In Bangladesh, smokeless tobacco (SLT) is available in a variety of pack shapes and sizes. Lack of standard packaging could limit compliance with pictorial health warning label (HWL) requirements. We explored Bangladeshi SLT users’ and non-users’ perceptions of a proposed standard pack shape for gul (tobacco powder) and zordha (chewing tobacco), including the role that HWL placement plays on harm perceptions.
We conducted 28 focus groups across three regions of Bangladesh: Dhaka, Sylhet and Khulna. Groups were stratified equally by urban/rural residence, gender and SLT use. Trained facilitators used a standardised guide to discuss perceived attractiveness, noticeability of HWLs and perceived harm of current versus standard packs.
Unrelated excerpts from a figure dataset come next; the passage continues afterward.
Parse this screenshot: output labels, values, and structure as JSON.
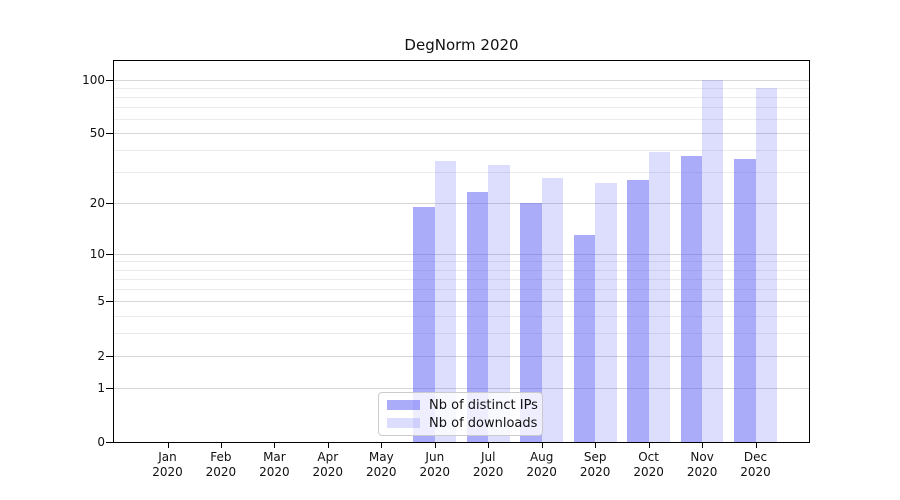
{
  "chart_data": {
    "type": "bar",
    "title": "DegNorm 2020",
    "months": [
      "Jan",
      "Feb",
      "Mar",
      "Apr",
      "May",
      "Jun",
      "Jul",
      "Aug",
      "Sep",
      "Oct",
      "Nov",
      "Dec"
    ],
    "year": "2020",
    "series": [
      {
        "name": "Nb of distinct IPs",
        "color": "rgba(85,87,243,0.5)",
        "color_flat": "#aaabf9",
        "values": [
          0,
          0,
          0,
          0,
          0,
          19,
          23,
          20,
          13,
          27,
          37,
          36
        ]
      },
      {
        "name": "Nb of downloads",
        "color": "rgba(85,87,243,0.2)",
        "color_flat": "#dddeff",
        "values": [
          0,
          0,
          0,
          0,
          0,
          35,
          33,
          28,
          26,
          39,
          100,
          90
        ]
      }
    ],
    "y_scale": "log1p",
    "y_major_ticks": [
      0,
      1,
      2,
      5,
      10,
      20,
      50,
      100
    ],
    "y_minor_ticks": [
      3,
      4,
      6,
      7,
      8,
      9,
      30,
      40,
      60,
      70,
      80,
      90
    ],
    "ylim": [
      0,
      127
    ],
    "xlabel": "",
    "ylabel": "",
    "grid": "both",
    "legend_position": "lower-center"
  },
  "colors": {
    "background": "#ffffff",
    "spine": "#000000",
    "major_grid": "#d6d6d6",
    "minor_grid": "#ebebeb",
    "text": "#111111",
    "legend_border": "#cbcbcb"
  }
}
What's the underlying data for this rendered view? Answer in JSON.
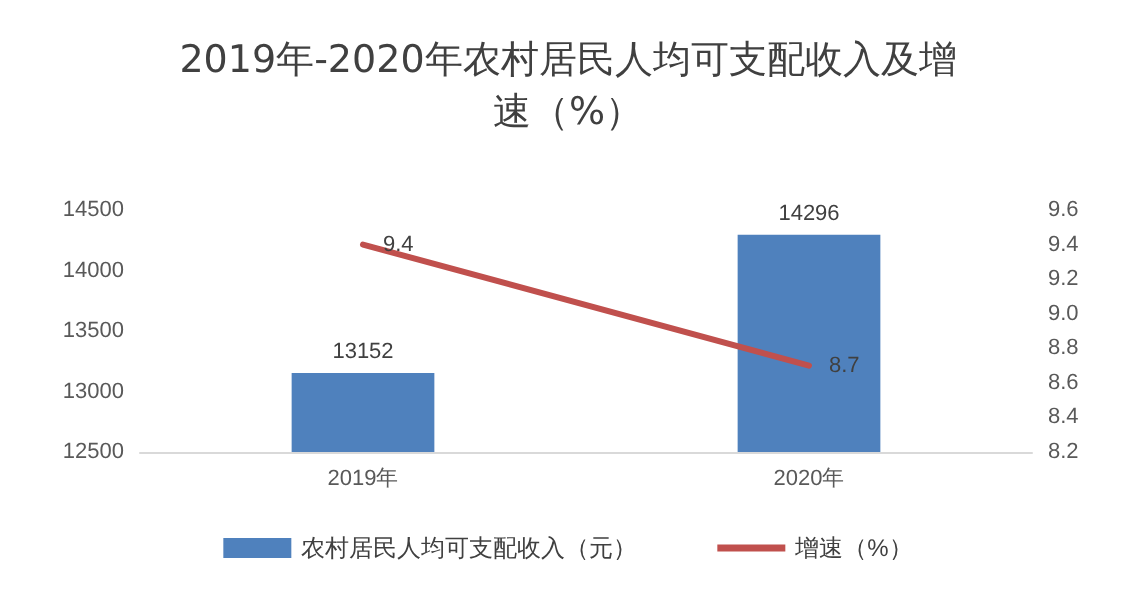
{
  "chart_data": {
    "type": "bar",
    "title": "2019年-2020年农村居民人均可支配收入及增速（%）",
    "categories": [
      "2019年",
      "2020年"
    ],
    "series": [
      {
        "name": "农村居民人均可支配收入（元）",
        "color": "#4f81bd",
        "values": [
          13152,
          14296
        ]
      },
      {
        "name": "增速（%）",
        "type": "line",
        "axis": "y2",
        "color": "#c0504d",
        "values": [
          9.4,
          8.7
        ]
      }
    ],
    "ylim": [
      12500,
      14500
    ],
    "yticks": [
      12500,
      13000,
      13500,
      14000,
      14500
    ],
    "y2lim": [
      8.2,
      9.6
    ],
    "y2ticks": [
      8.2,
      8.4,
      8.6,
      8.8,
      {
        "value": 9,
        "label": "9.0"
      },
      9.2,
      9.4,
      9.6
    ],
    "data_labels": true,
    "grid": false,
    "legend": "bottom",
    "marker": "none"
  }
}
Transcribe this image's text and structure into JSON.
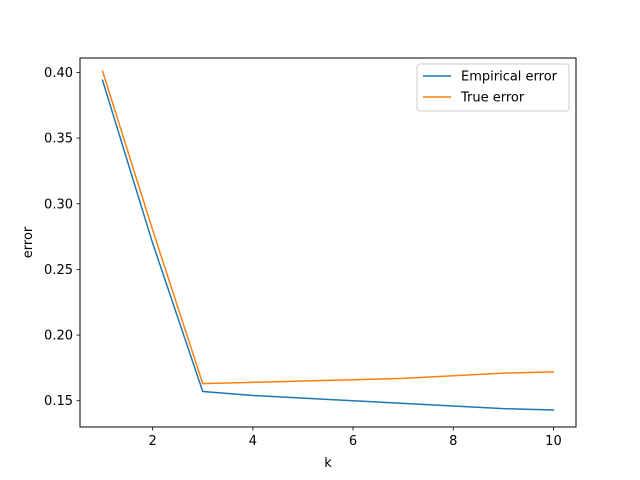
{
  "chart_data": {
    "type": "line",
    "title": "",
    "xlabel": "k",
    "ylabel": "error",
    "xlim": [
      0.55,
      10.45
    ],
    "ylim": [
      0.13,
      0.411
    ],
    "xticks": [
      2,
      4,
      6,
      8,
      10
    ],
    "xtick_labels": [
      "2",
      "4",
      "6",
      "8",
      "10"
    ],
    "yticks": [
      0.15,
      0.2,
      0.25,
      0.3,
      0.35,
      0.4
    ],
    "ytick_labels": [
      "0.15",
      "0.20",
      "0.25",
      "0.30",
      "0.35",
      "0.40"
    ],
    "grid": false,
    "legend_position": "top-right",
    "x": [
      1,
      2,
      3,
      4,
      5,
      6,
      7,
      8,
      9,
      10
    ],
    "series": [
      {
        "name": "Empirical error",
        "color": "#1f77b4",
        "values": [
          0.394,
          0.27,
          0.157,
          0.154,
          0.152,
          0.15,
          0.148,
          0.146,
          0.144,
          0.143
        ]
      },
      {
        "name": "True error",
        "color": "#ff7f0e",
        "values": [
          0.401,
          0.28,
          0.163,
          0.164,
          0.165,
          0.166,
          0.167,
          0.169,
          0.171,
          0.172
        ]
      }
    ]
  }
}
Most groups found bright colours, ‘brand owner’ portrait imagery, and strong, sturdy pack material of current packs attractive. Many of the same features increased perceived attractiveness of the standard packs. Pictorial HWLs on the standard packs appeared larger and increased the visibility and noticeability of HWLs compared with current packs. Lack of HWLs or limited visibility of HWL due to discolouration contributed to lower levels of perceived harm of the current packs. In contrast, HWL prominence and placement on both sides of the standard pack increased perceived harm of standard packs.
The findings suggest a standard shape and size for SLT sold in Bangladesh, coupled with proper implementation of HWLs per the law, could improve HWL noticeability and increase harm perceptions. Additional plain packaging policies that also standardise pack colour may be required to reduce attractive colours and branding.